What is the frequency of A-flat.

Answer to Problem 4SP

The frequency of A flat is $415.3\text{Hz}$.

Explanation of Solution

Given info: The frequency of A is $440\text{Hz}$

Write the formula to calculate the frequency of A flat.

$f_A=\left(\frac{f}{1.0595}\right)$

Here,

$f_A$ is the frequency of A flat

f is the frequency of A

Substitute $440\text{Hz}$ for f in the above equation to calculate $f_A$.

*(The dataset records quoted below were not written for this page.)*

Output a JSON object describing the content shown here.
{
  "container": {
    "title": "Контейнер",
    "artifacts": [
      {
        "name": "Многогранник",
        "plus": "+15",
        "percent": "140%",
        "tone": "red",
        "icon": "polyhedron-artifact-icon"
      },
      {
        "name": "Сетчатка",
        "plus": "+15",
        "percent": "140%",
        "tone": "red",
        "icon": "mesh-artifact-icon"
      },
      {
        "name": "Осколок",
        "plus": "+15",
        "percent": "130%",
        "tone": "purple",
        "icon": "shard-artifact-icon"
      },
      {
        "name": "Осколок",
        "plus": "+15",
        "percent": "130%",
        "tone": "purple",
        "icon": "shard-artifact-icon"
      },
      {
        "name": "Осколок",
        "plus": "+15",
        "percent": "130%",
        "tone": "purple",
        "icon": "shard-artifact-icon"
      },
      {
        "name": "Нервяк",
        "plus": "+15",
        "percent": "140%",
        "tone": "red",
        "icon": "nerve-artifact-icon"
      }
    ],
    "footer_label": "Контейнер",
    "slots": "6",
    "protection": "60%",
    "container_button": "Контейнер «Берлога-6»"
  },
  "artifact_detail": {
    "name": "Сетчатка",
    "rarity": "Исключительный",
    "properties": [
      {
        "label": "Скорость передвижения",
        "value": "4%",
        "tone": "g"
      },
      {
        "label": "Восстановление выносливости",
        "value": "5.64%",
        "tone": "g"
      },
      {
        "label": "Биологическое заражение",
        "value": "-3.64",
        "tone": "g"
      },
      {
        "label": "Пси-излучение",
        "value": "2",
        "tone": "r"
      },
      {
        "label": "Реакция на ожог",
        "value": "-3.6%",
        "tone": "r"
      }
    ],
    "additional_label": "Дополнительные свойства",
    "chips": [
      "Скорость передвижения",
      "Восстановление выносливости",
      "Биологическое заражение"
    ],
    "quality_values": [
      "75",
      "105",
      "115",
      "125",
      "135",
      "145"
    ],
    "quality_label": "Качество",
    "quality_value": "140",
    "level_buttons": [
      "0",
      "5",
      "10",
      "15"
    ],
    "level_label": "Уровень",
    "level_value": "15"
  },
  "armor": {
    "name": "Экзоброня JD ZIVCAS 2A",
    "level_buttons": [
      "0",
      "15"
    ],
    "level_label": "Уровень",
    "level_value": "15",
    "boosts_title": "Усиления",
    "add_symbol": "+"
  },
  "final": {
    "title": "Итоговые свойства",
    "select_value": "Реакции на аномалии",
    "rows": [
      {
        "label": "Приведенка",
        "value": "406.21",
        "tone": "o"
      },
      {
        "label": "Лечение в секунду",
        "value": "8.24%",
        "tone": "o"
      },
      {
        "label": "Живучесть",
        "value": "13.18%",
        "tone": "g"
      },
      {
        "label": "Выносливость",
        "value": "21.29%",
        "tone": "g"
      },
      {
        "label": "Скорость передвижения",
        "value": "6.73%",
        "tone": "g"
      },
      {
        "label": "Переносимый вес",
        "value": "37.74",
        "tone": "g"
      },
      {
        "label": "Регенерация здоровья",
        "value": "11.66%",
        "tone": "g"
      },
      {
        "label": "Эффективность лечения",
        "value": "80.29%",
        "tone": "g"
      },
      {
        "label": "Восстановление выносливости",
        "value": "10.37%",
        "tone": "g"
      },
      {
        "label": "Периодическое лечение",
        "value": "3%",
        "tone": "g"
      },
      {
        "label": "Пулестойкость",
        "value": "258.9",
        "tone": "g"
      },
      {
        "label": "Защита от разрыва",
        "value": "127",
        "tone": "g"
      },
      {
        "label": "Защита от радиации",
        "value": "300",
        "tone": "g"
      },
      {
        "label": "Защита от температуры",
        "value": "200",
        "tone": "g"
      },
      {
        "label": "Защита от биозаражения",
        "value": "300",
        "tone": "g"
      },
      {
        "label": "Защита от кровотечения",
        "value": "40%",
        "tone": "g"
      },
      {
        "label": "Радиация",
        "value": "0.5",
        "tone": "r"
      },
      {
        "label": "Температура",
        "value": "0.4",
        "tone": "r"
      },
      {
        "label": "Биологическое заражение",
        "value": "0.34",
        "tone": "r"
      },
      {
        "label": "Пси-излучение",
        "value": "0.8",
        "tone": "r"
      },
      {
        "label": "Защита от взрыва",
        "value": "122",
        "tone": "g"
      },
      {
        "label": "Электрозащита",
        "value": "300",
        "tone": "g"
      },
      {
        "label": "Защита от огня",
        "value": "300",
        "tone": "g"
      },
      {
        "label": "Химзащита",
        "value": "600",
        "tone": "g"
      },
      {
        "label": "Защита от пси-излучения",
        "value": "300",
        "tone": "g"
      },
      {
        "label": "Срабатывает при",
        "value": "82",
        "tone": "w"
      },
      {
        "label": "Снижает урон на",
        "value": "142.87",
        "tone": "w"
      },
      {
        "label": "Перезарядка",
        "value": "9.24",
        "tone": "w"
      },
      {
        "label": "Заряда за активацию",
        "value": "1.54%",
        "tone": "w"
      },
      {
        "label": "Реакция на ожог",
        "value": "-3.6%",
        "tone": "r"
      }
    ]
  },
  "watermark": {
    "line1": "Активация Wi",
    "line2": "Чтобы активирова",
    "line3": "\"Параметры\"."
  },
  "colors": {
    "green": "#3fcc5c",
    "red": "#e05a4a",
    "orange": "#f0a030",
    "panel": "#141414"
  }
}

$\begin{array}{c}{f}_A=\left(\frac{440\text{Hz}}{1.0595}\right)\\ =415.3\text{Hz}\end{array}$

Conclusion:

Therefore, the frequency of A flat is $415.3\text{Hz}$.

To determine

Find the each succeeding half up to reach C.

Answer to Problem 4SP

The succeeding frequencies are $415.29\text{Hz}$, $391.97\text{Hz}$, $369.96\text{Hz}$, $349.18\text{Hz}$, $329.57\text{Hz}$, $311.06\text{Hz}$, $293.59\text{Hz}$, $277.10\text{Hz}$ and $261.54\text{Hz}$.

Explanation of Solution

Given info: The frequency of A is $440\text{Hz}$ and C is the 9 half steps below C.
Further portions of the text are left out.